Flight attendants are well trained to handle a wide variety of emergencies. Just like cockpit crewmembers, they attend training mandated by the FAA. Flight attendant training consists of things like how to evacuate an airplane, handling disruptive passengers, water survival tactics, terrorist situations, and treating medical emergencies such as heart attacks. They are skillfully trained to use defibrillators and most importantly how to administer C.P.R. They also must know how to locate and precisely operate onboard oxygen, megaphones, fire extinguishers and medical kits.
"Captain Stacey, One of my biggest concerns with being on an airplane was with my anxiety attacks and the possibility of having a health emergency and not being able to get help. Now that I know that flight attendants know how to use defibulators and know CPR, I feel a lot better. THANKS!"

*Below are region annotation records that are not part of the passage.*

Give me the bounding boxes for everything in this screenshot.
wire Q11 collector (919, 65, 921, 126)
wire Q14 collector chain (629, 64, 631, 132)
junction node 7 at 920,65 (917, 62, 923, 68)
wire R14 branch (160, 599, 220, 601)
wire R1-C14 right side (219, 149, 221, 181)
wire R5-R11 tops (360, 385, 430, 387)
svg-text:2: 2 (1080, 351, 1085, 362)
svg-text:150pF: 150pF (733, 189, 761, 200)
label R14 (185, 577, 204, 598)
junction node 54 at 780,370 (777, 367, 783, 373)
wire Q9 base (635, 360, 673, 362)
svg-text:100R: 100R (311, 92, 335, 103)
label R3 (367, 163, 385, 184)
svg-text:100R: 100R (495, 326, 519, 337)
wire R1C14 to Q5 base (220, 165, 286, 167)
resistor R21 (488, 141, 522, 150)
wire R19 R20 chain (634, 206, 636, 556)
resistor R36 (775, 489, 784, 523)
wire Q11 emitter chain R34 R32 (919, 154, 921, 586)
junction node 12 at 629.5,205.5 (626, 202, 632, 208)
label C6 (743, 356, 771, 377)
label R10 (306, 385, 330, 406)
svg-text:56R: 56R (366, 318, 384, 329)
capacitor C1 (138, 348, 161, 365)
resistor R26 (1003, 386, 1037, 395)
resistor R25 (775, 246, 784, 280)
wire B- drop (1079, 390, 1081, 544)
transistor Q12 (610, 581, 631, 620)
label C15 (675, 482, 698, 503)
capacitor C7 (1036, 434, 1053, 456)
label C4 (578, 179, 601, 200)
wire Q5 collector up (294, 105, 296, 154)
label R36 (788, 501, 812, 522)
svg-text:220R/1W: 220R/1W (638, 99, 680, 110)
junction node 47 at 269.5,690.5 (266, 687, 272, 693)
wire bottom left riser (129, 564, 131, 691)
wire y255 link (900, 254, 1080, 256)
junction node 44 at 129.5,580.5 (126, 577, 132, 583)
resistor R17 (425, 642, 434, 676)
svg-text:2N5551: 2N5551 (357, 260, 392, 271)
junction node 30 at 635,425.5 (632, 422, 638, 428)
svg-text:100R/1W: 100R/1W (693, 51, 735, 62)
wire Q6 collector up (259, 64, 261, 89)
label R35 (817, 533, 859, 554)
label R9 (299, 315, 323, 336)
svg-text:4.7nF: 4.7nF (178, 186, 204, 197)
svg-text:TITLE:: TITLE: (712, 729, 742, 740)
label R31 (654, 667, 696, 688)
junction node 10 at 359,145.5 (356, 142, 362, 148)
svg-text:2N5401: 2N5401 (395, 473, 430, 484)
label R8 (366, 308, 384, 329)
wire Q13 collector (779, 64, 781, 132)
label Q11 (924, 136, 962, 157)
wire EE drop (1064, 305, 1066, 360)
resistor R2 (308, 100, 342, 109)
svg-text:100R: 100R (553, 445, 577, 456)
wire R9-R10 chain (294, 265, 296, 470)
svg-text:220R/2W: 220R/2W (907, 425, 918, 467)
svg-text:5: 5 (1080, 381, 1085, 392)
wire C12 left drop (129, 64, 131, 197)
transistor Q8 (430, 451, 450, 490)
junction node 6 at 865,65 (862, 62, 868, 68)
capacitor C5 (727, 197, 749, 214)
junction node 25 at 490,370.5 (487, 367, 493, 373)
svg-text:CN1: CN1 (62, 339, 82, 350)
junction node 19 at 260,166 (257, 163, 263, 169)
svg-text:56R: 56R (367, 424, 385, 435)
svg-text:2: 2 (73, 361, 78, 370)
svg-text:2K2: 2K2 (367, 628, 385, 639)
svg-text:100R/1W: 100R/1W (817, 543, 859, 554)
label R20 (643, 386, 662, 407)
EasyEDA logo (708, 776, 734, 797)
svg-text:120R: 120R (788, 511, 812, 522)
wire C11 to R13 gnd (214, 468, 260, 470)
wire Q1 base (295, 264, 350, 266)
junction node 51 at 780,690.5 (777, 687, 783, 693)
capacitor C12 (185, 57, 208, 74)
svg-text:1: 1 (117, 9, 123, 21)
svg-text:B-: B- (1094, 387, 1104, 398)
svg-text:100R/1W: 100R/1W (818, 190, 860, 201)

Observe your flight attendants on your next trip and you will see poised professionals who know first hand that flying is routine. If you experience turbulence, you will be reassured at how their facial expressions remain calm.
Next time you ask for some more peanuts from a friendly flight attendant remember that if the going gets tough they’ll be there to help save your behind! Please treat them with respect.
Lesson 2 Summary
The FAA ensures your safe and secure flying experience by monitoring, inspecting, drug testing, and certifying the people who work in safety related areas of aviation. Aviation is "black and white". There are no "maybes". Either it is 100% safe, or we don't do it. You may have heard the saying, "Safety is no accident".
There is also a natural tendency for each worker to not only take pride in his or her own work, but keep an eye on others. Because we understand the importance of our work on the safety of others, we will not tolerate anything less than perfection!
From FAA Personnel to Air Traffic Controllers to Aircraft Mechanics to the Flight Crew, there is no industry in the world with better trained, tested, skilled, and motivated professionals than the people in the airline industry.